Mungkin sekilas tulisan saya berikut ini akan terasa vulgar dan kurang beretika dimata anda. Tapi percayalah, tampaknya ini penting untuk saya tulis. Berikut ini adalah analogi tentang “mantan pacar” sebagai sebuah pengantar sebelum kita memasuki sajian utama mengenai tema keperawanan yang akan saya tulis.
Mantan pacar ?, anda tahu artinya “mantan pacar” di jaman sekarang?
Kemungkinannya apabila dilihat dari sisi negatif selain dapat berarti seseorang yang pernah berbagi kasih sayang, mungkin “mantan pacar” itu parahnya bisa berarti juga (maaf) orang yang pernah berhubungan seks, atau minimalnya sudah pasti orang yang berciuman, pernah jalan bareng, sampai sekedar berpegangan tangan dan berdua-duaan dengan pacarnya.
Sekilas kalau kita mendengar sebuah frasa yang terdiri dari dua suku kata “mantan pacar”, tentu biasa saja bukan ?. Sekarang bagaimana kalau ditambah sebuah kata lagi menjadi “mantan pacar kekasih anda”. Tentu jika benar “mantan pacar kekasih anda” itu berada dihadapan muka anda, tiba-tiba saja akan timbul perasaan yang sedikit menggangu, bisa saja perasaan cemburu, bisa saja sakit hati, iri bahkan dendam dan berbagai kecamuk perasaan lainnya.
Saya pribadi dengan jujur bahwa ketika mengimajinasikan “mantan pacar kekasihku”. Walaupun pada kenyataan mantan pacar kekasihku tersebut tidak melakukan hal-hal yang bisa merusak kesucian kekasih (orang yang paling kita cintai), itu sudah cukup membuat hati saya terbakar.
Lain halnya apabila saya mengimajinasikan dengan “mantan suami kekasihku” walau sekalipun “mantan suami kekasihku” sudah pernah berhubungan seks dengan “kekasihku”, namun hal itu tidak menjadi masalah bagi saya.
Mungkin anda heran dan bertanya ada apa dibalik imanjinasi saya tersebut ?
Begini, apabila kita berfikir dan berlogika perihal “mantan suami kekasihku”, berarti walaupun “mantan suami” tersebut pernah melakukan hubungan seks dengan kekasih saya, itu tidak akan menjadi masalah seperti halnya “mantan pacar” yang pernah melakukan hubungan seks dengan kekasih saya. Hal itu karena saya dapat mengerti ada hukum agama dan undang-undang negara yang berada dalam naungan antara “mantan suami” dan “ kekasihku” pada waktu itu. Kita telah mengetahui seorang suami memang memiliki hak, kewajiban dan tanggung jawab terhadap istrinya, Allahpun ridho kepada hal tersebut.

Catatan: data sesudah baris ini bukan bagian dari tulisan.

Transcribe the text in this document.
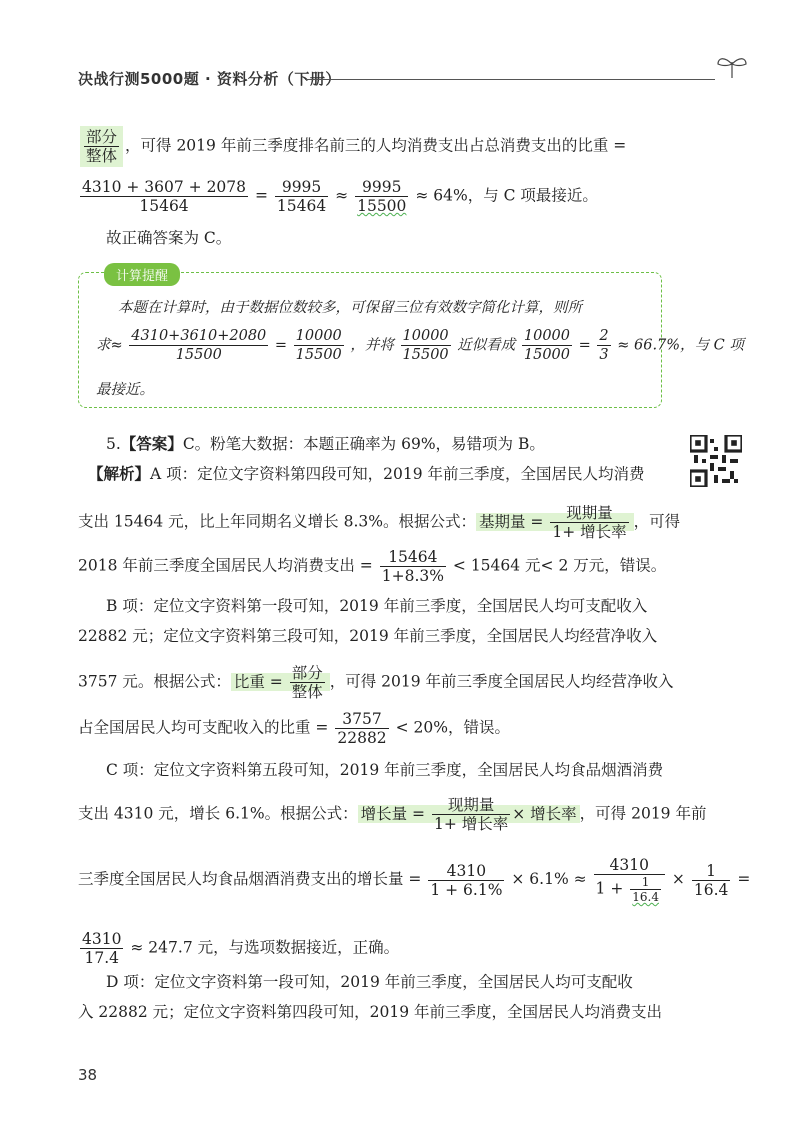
决战行测5000题 · 资料分析（下册）
$\frac{\text{部分}}{\text{整体}}$ ，可得 2019 年前三季度排名前三的人均消费支出占总消费支出的比重 =
$\frac{4310 + 3607 + 2078}{15464} = \frac{9995}{15464} \approx \frac{9995}{15500} \approx 64\%$，与 C 项最接近。
故正确答案为 C。
计算提醒
本题在计算时，由于数据位数较多，可保留三位有效数字简化计算，则所
求≈ $\frac{4310+3610+2080}{15500} = \frac{10000}{15500}$ ，并将 $\frac{10000}{15500}$ 近似看成 $\frac{10000}{15000} = \frac{2}{3} \approx 66.7\%$，与 C 项
最接近。
5.【答案】C。粉笔大数据：本题正确率为 69%，易错项为 B。
【解析】A 项：定位文字资料第四段可知，2019 年前三季度，全国居民人均消费
支出 15464 元，比上年同期名义增长 8.3%。根据公式： 基期量 = $\frac{\text{现期量}}{\text{1+ 增长率}}$ ，可得
2018 年前三季度全国居民人均消费支出 = $\frac{15464}{1+8.3\%} < 15464$ 元< 2 万元，错误。
B 项：定位文字资料第一段可知，2019 年前三季度，全国居民人均可支配收入
22882 元；定位文字资料第三段可知，2019 年前三季度，全国居民人均经营净收入
3757 元。根据公式： 比重 = $\frac{\text{部分}}{\text{整体}}$ ，可得 2019 年前三季度全国居民人均经营净收入
占全国居民人均可支配收入的比重 = $\frac{3757}{22882} < 20\%$，错误。
C 项：定位文字资料第五段可知，2019 年前三季度，全国居民人均食品烟酒消费
支出 4310 元，增长 6.1%。根据公式： 增长量 = $\frac{\text{现期量}}{\text{1+ 增长率}}$ × 增长率 ，可得 2019 年前
三季度全国居民人均食品烟酒消费支出的增长量 = $\frac{4310}{1 + 6.1\%} \times 6.1\% \approx \frac{4310}{1 + \frac{1}{16.4}} \times \frac{1}{16.4}$ =
$\frac{4310}{17.4} \approx 247.7$ 元，与选项数据接近，正确。
D 项：定位文字资料第一段可知，2019 年前三季度，全国居民人均可支配收
入 22882 元；定位文字资料第四段可知，2019 年前三季度，全国居民人均消费支出
38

Sekarang bagaimana dengan “mantan pacar” ?. Jelas “mantan pacar” sama sekali tidak memiliki hak, kewajiban ataupun tanggung jawab terhadap negara dan agama. Lalu bagaimana apabila “mantan pacar kekasih anda” tersebut ternyata dulu telah berani-beraninya melakukan hubungan seks dengan “kekasih anda” dan merenggut keperawananya?. Nah loh.. !!
Lain halnya apabila anda adalah seseorang yang telah terbiasa dengan pergaulan bebas, tentu tidak akan merasakan sakit hati, marah atau cemburu mendengar kata “mantan pacar kekasih anda dulu berhubungan seks dengan kekasih anda”.

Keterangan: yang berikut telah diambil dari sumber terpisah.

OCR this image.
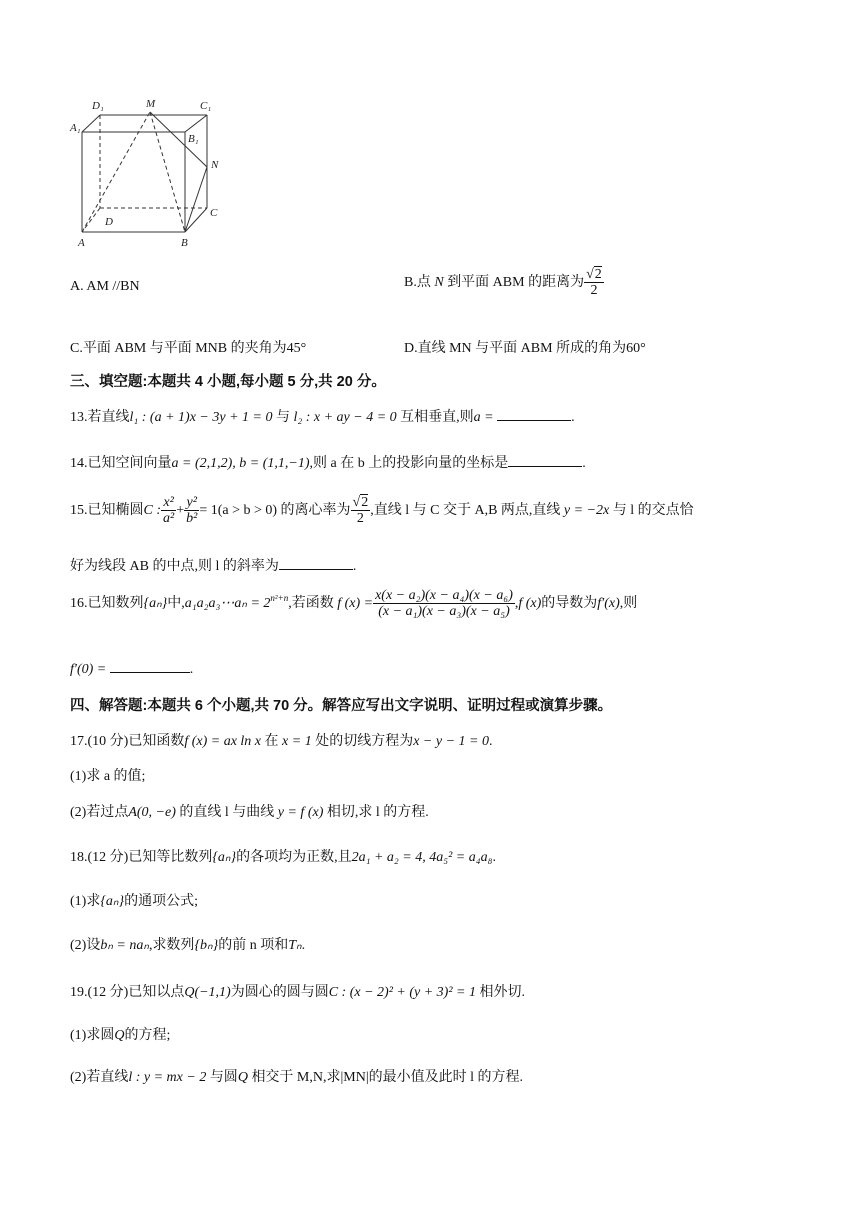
A₁
D₁	M	C₁
B₁
N
D
C
A	B
A. AM //BN	B.点 N 到平面 ABM 的距离为 $\frac{√2}{2}$
C.平面 ABM 与平面 MNB 的夹角为45°	D.直线 MN 与平面 ABM 所成的角为60°
三、填空题:本题共 4 小题,每小题 5 分,共 20 分。
13.若直线l₁ : (a + 1)x − 3y + 1 = 0 与 l₂ : x + ay − 4 = 0 互相垂直,则a =	.
14.已知空间向量a = (2,1,2), b = (1,1,−1),则 a 在 b 上的投影向量的坐标是	.
15.已知椭圆C : $\frac{\text{x²}}{\text{a²}} + \frac{\text{y²}}{\text{b²}} = 1(a > b > 0)$ 的离心率为 $\frac{√2}{2}$ ,直线 l 与 C 交于 A,B 两点,直线 y = −2x 与 l 的交点恰
好为线段 AB 的中点,则 l 的斜率为	.
16.已知数列{aₙ}中,a₁a₂a₃⋯aₙ = $2^{n^2+n}$,若函数 f $(x) = \frac{\text{x(x − a₂)(x − a₄)(x − a₆)}}{\text{(x − a₁)(x − a₃)(x − a₅)}} ,f$ (x)的导数为f′(x),则
f′(0) =	.
四、解答题:本题共 6 个小题,共 70 分。解答应写出文字说明、证明过程或演算步骤。
17.(10 分)已知函数f (x) = ax ln x 在 x = 1 处的切线方程为x − y − 1 = 0.
(1)求 a 的值;
(2)若过点A(0, −e) 的直线 l 与曲线 y = f (x) 相切,求 l 的方程.
18.(12 分)已知等比数列{aₙ}的各项均为正数,且2a₁ + a₂ = 4, 4a₅² = a₄a₈.
(1)求{aₙ}的通项公式;
(2)设bₙ = naₙ,求数列{bₙ}的前 n 项和Tₙ.
19.(12 分)已知以点Q(−1,1)为圆心的圆与圆C : (x − 2)² + (y + 3)² = 1 相外切.
(1)求圆Q的方程;
(2)若直线l : y = mx − 2 与圆Q 相交于 M,N,求|MN|的最小值及此时 l 的方程.
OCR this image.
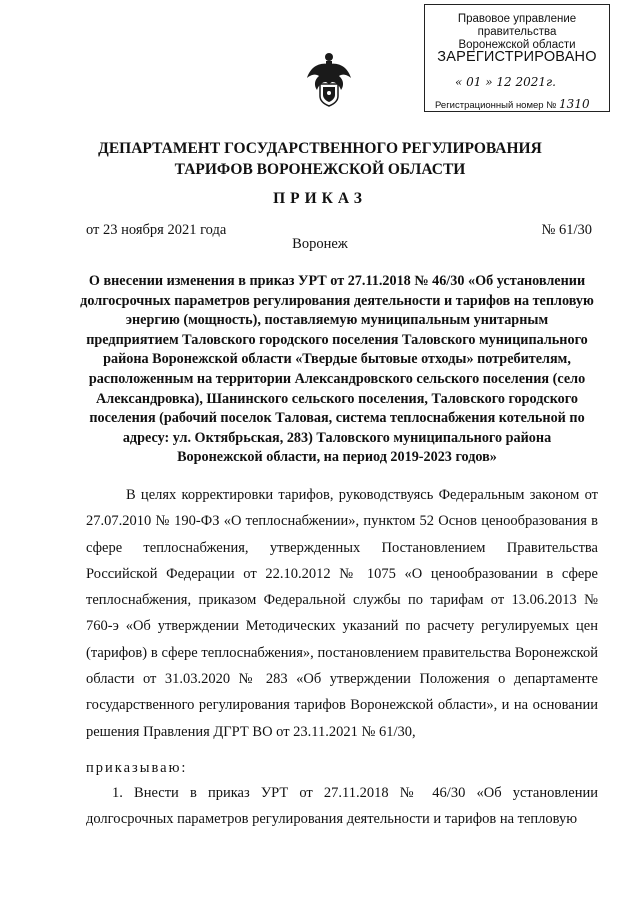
Правовое управление правительства
Воронежской области
ЗАРЕГИСТРИРОВАНО
« 01 » 12 2021г.
Регистрационный номер № 1310
ДЕПАРТАМЕНТ ГОСУДАРСТВЕННОГО РЕГУЛИРОВАНИЯ
ТАРИФОВ ВОРОНЕЖСКОЙ ОБЛАСТИ
ПРИКАЗ
от 23 ноября 2021 года	№ 61/30
Воронеж
О внесении изменения в приказ УРТ от 27.11.2018 № 46/30 «Об установлении долгосрочных параметров регулирования деятельности и тарифов на тепловую энергию (мощность), поставляемую муниципальным унитарным предприятием Таловского городского поселения Таловского муниципального района Воронежской области «Твердые бытовые отходы» потребителям, расположенным на территории Александровского сельского поселения (село Александровка), Шанинского сельского поселения, Таловского городского поселения (рабочий поселок Таловая, система теплоснабжения котельной по адресу: ул. Октябрьская, 283) Таловского муниципального района Воронежской области, на период 2019-2023 годов»

В целях корректировки тарифов, руководствуясь Федеральным законом от 27.07.2010 № 190-ФЗ «О теплоснабжении», пунктом 52 Основ ценообразования в сфере теплоснабжения, утвержденных Постановлением Правительства Российской Федерации от 22.10.2012 № 1075 «О ценообразовании в сфере теплоснабжения, приказом Федеральной службы по тарифам от 13.06.2013 № 760-э «Об утверждении Методических указаний по расчету регулируемых цен (тарифов) в сфере теплоснабжения», постановлением правительства Воронежской области от 31.03.2020 № 283 «Об утверждении Положения о департаменте государственного регулирования тарифов Воронежской области», и на основании решения Правления ДГРТ ВО от 23.11.2021 № 61/30,

приказываю:

1. Внести в приказ УРТ от 27.11.2018 № 46/30 «Об установлении долгосрочных параметров регулирования деятельности и тарифов на тепловую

Sekarang kita akan menuju topik tentang “keperawanan”. Ngomong-ngomong tentang keperawanan mungkin suatu hal yang kurang nyaman untuk diperbincangkan. Misalnya saja ketika kita menanyakan kepada seorang wanita, “apakah kamu masih perawan ?” tentu saja pertanyaan seperti ini tidak sopan dan mengganggu. Hehe..
Tapi disini kita tidak akan memperbincangankan hal-hal seperti itu. Yang akan saya tulis disini adalah perkara tentang keperawanan itu sendiri, apa sih keperawanan itu?, seberapa pentingkah keperawanan itu ?.

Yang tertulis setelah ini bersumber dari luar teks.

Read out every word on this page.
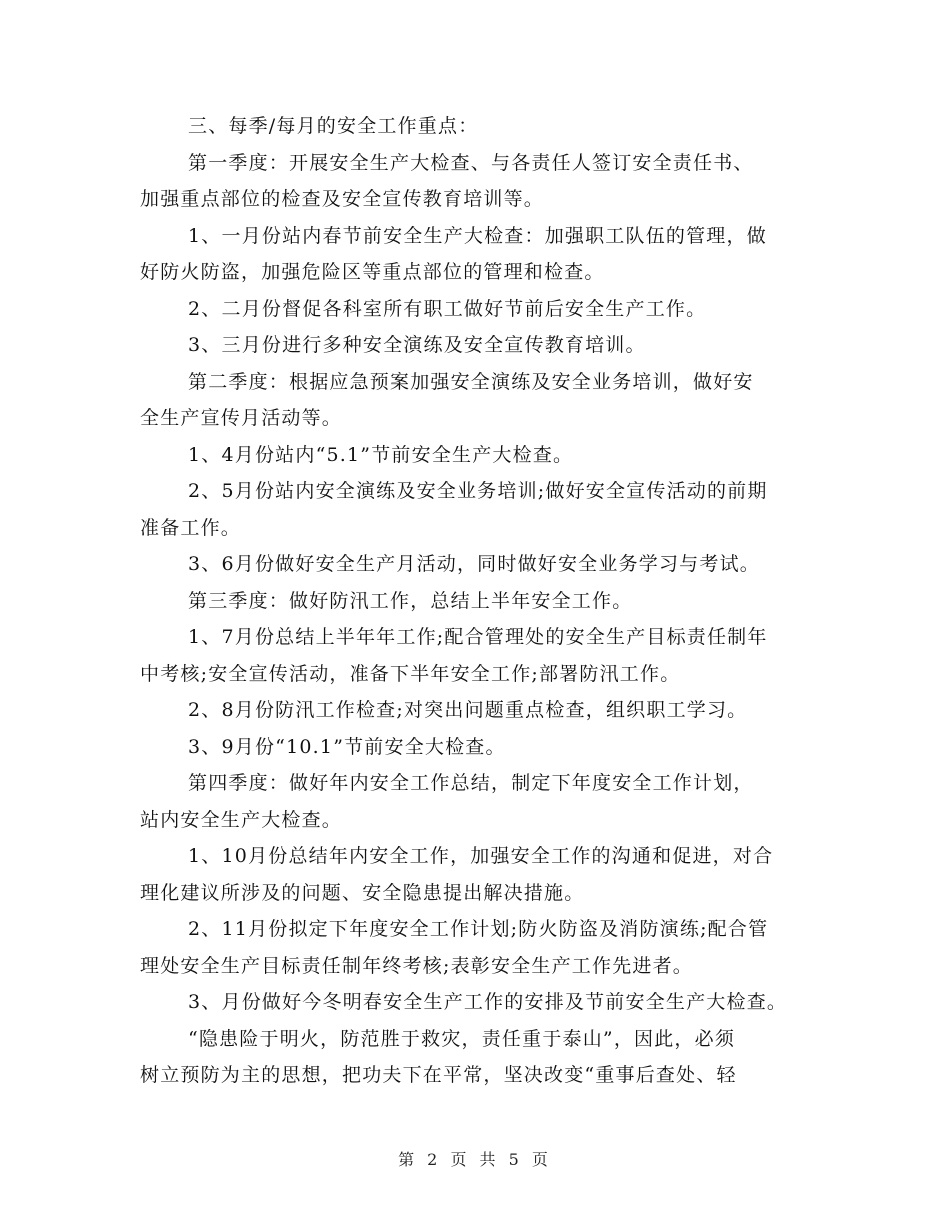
三、每季/每月的安全工作重点：
第一季度：开展安全生产大检查、与各责任人签订安全责任书、
加强重点部位的检查及安全宣传教育培训等。
1、一月份站内春节前安全生产大检查：加强职工队伍的管理，做
好防火防盗，加强危险区等重点部位的管理和检查。
2、二月份督促各科室所有职工做好节前后安全生产工作。
3、三月份进行多种安全演练及安全宣传教育培训。
第二季度：根据应急预案加强安全演练及安全业务培训，做好安
全生产宣传月活动等。
1、4月份站内“5.1”节前安全生产大检查。
2、5月份站内安全演练及安全业务培训;做好安全宣传活动的前期
准备工作。
3、6月份做好安全生产月活动，同时做好安全业务学习与考试。
第三季度：做好防汛工作，总结上半年安全工作。
1、7月份总结上半年年工作;配合管理处的安全生产目标责任制年
中考核;安全宣传活动，准备下半年安全工作;部署防汛工作。
2、8月份防汛工作检查;对突出问题重点检查，组织职工学习。
3、9月份“10.1”节前安全大检查。
第四季度：做好年内安全工作总结，制定下年度安全工作计划，
站内安全生产大检查。
1、10月份总结年内安全工作，加强安全工作的沟通和促进，对合
理化建议所涉及的问题、安全隐患提出解决措施。
2、11月份拟定下年度安全工作计划;防火防盗及消防演练;配合管
理处安全生产目标责任制年终考核;表彰安全生产工作先进者。
3、月份做好今冬明春安全生产工作的安排及节前安全生产大检查。
“隐患险于明火，防范胜于救灾，责任重于泰山”，因此，必须
树立预防为主的思想，把功夫下在平常，坚决改变“重事后查处、轻
第 2 页 共 5 页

Bicara mengenai keperawanan, pada kenyataannya setiap tempat diberbagai belahan dunia memiliki definisi yang berbeda sesuai dengan kebudayaannya masing-masing. Silahkan anda tengok artikel ini : Beda Negara, Beda Konsep Keperawanan.
Nah, dari artikel tersebut kita bisa mengetahui, kalau ternyata pertanyaan tentang “apa sih keperawanan itu ?” Adalah sebuah pertanyaan yang memiliki beragam jawaban tergantung sudut pandang orang yang memandangnya. Namun, di dalam tulisan ini saya akan menjelaskan arti keperawanan berdasarkan pandangan diri saya pribadi yang tentunya akan banyak terpengaruhi oleh ideologi dimana saya dibesarkan, yakni agama islam dan adab ketimuran.
Dalam kebudayaan dimana saya dibesarkan (Indonesia) keperawanan memiliki arti sebagai berikut “Seorang wanita akan tetap dianggap perawan sampai dia melakukan hubungan seksual, oral ataupun anal dengan pria.”
Ok dari sini maka terjawablah pertanyaan pertama tentang apa itu keperawanan ?. Kita masuk kepertanyaan berikutnya.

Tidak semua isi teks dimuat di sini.